Jeffrey Ouellette named NASA Earth and Space Fellow
Jeffrey Ouellette, a PhD student in electrical and computer engineering, has been awarded a $30,000 NASA Earth and Space Science Fellowship (NESSF) for the 2011/2012 academic year.
The fellowship was awarded based on a review of Ouellette’s research project, Empirical Studies of Soil Moisture Estimation Using L-Band Radar Systems. The focus of this proposed project is to support NASA's Soil Moisture Active/Passive (SMAP) mission currently scheduled for launch in 2014. The mission will provide global, high-resolution soil moisture and freeze-thaw data, available for public use, through use of a combined L-band radar-radiometer system. Ouellette’s goal is to provide an empirical analysis of the radar algorithms currently in place and foster the refinement of these algorithms to provide more accurate soil moisture predictions. Aforementioned data sets include those available from Japan's PALSAR satellite, which is already in orbit, as well as NASA's own UAVSAR, a frequently-used airplane-mounted instrumentation.

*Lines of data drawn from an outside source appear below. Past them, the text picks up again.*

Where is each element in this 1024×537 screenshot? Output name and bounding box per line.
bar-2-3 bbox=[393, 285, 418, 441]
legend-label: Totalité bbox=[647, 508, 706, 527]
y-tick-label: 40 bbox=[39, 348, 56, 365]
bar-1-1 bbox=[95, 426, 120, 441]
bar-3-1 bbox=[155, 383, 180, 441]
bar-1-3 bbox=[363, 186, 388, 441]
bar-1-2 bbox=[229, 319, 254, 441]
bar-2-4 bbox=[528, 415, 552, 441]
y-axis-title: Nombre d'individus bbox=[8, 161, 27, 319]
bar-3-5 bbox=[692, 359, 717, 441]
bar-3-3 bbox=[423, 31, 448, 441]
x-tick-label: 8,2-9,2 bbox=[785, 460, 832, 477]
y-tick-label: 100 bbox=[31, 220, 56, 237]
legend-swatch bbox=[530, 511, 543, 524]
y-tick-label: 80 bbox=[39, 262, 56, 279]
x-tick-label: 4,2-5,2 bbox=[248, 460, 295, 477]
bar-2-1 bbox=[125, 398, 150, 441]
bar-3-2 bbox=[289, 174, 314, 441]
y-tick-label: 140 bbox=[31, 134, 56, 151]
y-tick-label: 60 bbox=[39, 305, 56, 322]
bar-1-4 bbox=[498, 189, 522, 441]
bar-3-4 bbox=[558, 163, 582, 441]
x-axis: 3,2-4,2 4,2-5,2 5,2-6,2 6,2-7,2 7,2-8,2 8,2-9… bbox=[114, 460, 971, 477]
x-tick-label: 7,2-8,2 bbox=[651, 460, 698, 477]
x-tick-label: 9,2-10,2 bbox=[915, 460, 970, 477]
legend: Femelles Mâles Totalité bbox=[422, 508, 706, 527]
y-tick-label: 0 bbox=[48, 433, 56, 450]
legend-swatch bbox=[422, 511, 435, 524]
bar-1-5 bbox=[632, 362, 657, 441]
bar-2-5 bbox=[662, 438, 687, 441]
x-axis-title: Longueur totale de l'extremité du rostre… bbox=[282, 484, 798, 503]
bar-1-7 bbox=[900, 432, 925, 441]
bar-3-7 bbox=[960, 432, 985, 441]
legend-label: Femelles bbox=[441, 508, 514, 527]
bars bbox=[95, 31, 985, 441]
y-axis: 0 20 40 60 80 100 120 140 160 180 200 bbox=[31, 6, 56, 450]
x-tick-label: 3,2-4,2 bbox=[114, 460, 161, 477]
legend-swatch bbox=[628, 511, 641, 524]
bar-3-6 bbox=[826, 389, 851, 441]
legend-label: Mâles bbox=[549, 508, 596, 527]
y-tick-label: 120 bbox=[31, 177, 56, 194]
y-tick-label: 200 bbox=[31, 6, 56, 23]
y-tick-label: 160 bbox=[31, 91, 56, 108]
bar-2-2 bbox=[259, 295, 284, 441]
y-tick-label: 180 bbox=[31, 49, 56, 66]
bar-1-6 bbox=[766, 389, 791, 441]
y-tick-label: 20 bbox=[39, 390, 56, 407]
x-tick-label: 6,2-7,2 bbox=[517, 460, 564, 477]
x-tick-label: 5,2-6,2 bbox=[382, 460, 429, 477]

Jeffrey Ouellette is a graduate research associate at the Ohio State ElectroScience Laboratory who conducts research in microwave remote sensing, propagation and electromagnetic wave theory. His advisor is Joel Johnson, professor of electrical and computer engineering. Ouellette received his bachelor’s degree from Western New England College where he also received the William G. Bradley award. He is a member of IEEE and the Tau Beta Pi engineering honors society.
The NESSF program helps ensure continued training of a highly qualified workforce in disciplines needed to achieve NASA’s scientific goals. A total of 331 NESSF applications were received for 2011/2012; out of which NASA offered 57 awards.